陈让原先在县武装部训练的时候,见过他,所以才会主动来找他。
牛广德见到陈让来了,颇为惊讶:“陈班长,这是啥风把你给吹过来了?来,我给你泡杯茶。”
陈让摆手拒绝:“老牛,茶就不喝了,我买了匹骆驼,它小腿被钢筋贯穿了,所以想请你来给它治治。”
一听到生意来了,牛广德立刻收拾起医疗箱:“那咱们走,陈班长,我得先说一点,出诊费是二百元,不管我能不能治好,只要出门,我就要二百元出诊费。”
这收费条件,陈让是清楚的,毕竟草原和其它地方不一样,这里只要一动身就是几十公里的路跑着,时间也是有成本的。
“行,那你坐我的摩托车吧。”
牛广德指了指自己的皮卡:“我的工具都在皮卡车上放着的,你先骑摩托车走,我随后就赶上来。”
看着牛广德的皮卡车,陈让再次泛起了一丝丝心动,干农活,真的需要一辆皮卡车,倒不是陈让膨胀了,赚了点钱就想鸟枪换炮,想摩托车换皮卡车。
只是因为皮卡车,真的很实用啊。
如果自己有皮卡车的话,那完全可以把骆驼绑在皮卡车后面拉过来,这样就省了二百块出诊费。

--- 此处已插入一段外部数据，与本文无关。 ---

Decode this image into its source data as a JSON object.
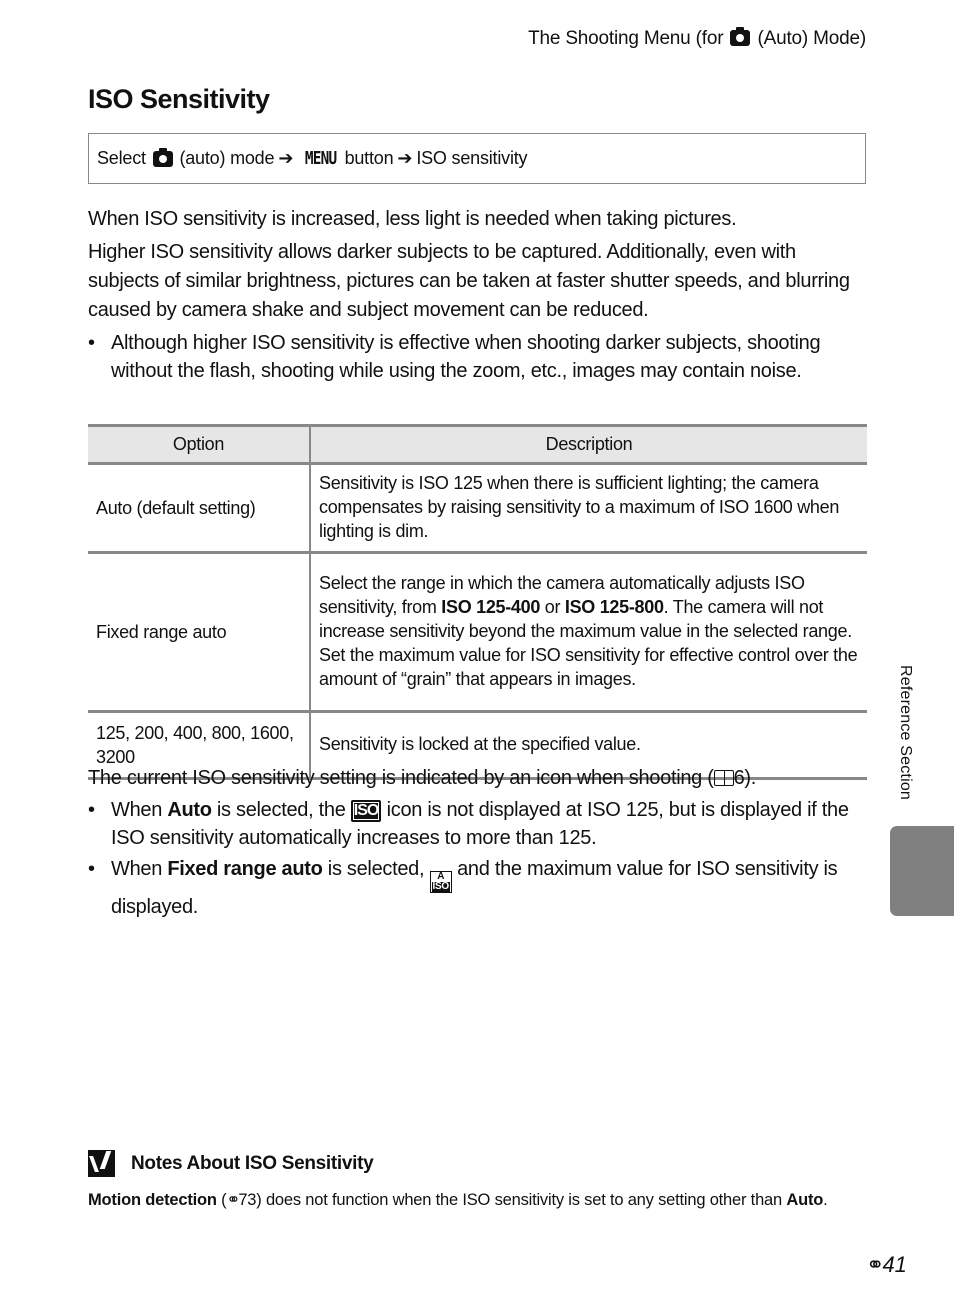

等年底有钱了,自己非得买一辆皮卡不可,新的也不过才十万块,而且还是柴油四驱的,这动力在草原上跑,一定很带劲。
带着牛广德来到草场,牛广德就开始观察起骆驼的伤势,看了一会,牛广德摇了摇头:“伤势恶化太久了,你这个也是才处理的吧。
我只能先试着救救,腿能不能保住,我不敢肯定。甚至我都不敢跟你打包票,这个骆驼的命能不能保住。”
陈让点点头:“能不能救活,咱都得试试,救不活也没办法,尽力就行。”
有了陈让这话,牛广德就放开手脚干了,先把骆驼迁到拴牛桩附近绑好,然后掏出大力钳,直接夹着钢筋就要往外拔。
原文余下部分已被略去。